What does it mean to turn Evolvix into a general programming language?

Most importantly, this does not complicate using the simple descriptive core of Evolvix as presented on this website. It merely means that in the future, Evolvix will add language constructs that enable these general programming features and that some of the current features can move into an "Evolvix Standard Library" that is always there to use out of the box.

Combining general programming language features with features that are dedicated to modeling questions makes it much easier to investigate the broadest possible range of biological questions than constructing such models one by one without this support. This special built-in support will help with

  • modeling of systems in biochemistry, genetics and beyond,
  • documentation of models,
  • catching modeling errors,
  • parameter estimation,
  • distributed computing, and
  • managing simulation results that can easily reach 'big data' proportions. 

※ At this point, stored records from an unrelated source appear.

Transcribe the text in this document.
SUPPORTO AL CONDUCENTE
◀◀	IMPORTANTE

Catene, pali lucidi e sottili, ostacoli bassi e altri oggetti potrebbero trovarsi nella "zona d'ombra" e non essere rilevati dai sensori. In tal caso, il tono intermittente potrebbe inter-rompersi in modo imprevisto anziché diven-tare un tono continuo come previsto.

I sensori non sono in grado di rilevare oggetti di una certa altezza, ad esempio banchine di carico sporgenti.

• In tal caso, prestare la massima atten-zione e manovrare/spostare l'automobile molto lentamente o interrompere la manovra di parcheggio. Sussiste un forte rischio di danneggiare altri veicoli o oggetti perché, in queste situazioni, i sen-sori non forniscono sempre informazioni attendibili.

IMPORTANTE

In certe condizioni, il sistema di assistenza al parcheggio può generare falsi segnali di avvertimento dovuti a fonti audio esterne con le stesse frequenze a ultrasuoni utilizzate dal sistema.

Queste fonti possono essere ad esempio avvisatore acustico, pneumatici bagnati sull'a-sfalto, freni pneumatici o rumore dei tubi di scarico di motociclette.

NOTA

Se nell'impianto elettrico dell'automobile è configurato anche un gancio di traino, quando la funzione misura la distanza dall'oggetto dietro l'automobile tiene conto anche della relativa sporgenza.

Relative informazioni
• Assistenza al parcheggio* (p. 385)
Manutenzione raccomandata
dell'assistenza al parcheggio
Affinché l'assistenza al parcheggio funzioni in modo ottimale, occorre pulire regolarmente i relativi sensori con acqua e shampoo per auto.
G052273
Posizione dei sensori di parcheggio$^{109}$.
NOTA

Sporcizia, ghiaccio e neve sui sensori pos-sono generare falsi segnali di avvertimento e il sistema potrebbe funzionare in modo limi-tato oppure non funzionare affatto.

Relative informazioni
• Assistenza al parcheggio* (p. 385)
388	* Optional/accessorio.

To keep all this accessible for biologists, we keep investing substantially into simplifying the overall design of Evolvix and into keeping the learning curve as shallow as possible.

 

When will this happen?

We have developed syntax designs that show the potential to resolve key challenges for modeling in biology and are currently combining them into a redesigned foundation for Evolvix. This foundation will maximize the expressivity of Evolvix by selecting relevant semantics, syntax and internal data structures to prepare for a growing body of functionality. At the same time we are expanding the modeling relevant capabilities of Evolvix that enable observing TimeSeries related features, help estimate parameters and more. These will then be linked into the redesigned foundation. We plan for this process to lead to new capabilities over this Summer and thus bring us much closer to our aim for Evolvix, namely, to make it easy for biologists to describe the biological systems they study in mathematically rigorous form. We are designing Evolvix with the goal of supporting backwards compatibility with the start of Evolvix Version 1.0 to make Evolvix a suitable format for storing executable descriptions of simulation models as online supplements of journal articles that present the scientific results from such models.

 

Currently we focus on the core design; we do not discuss every turn of our thoughts on the website in the interest of reducing the time until when the new capabilities become available.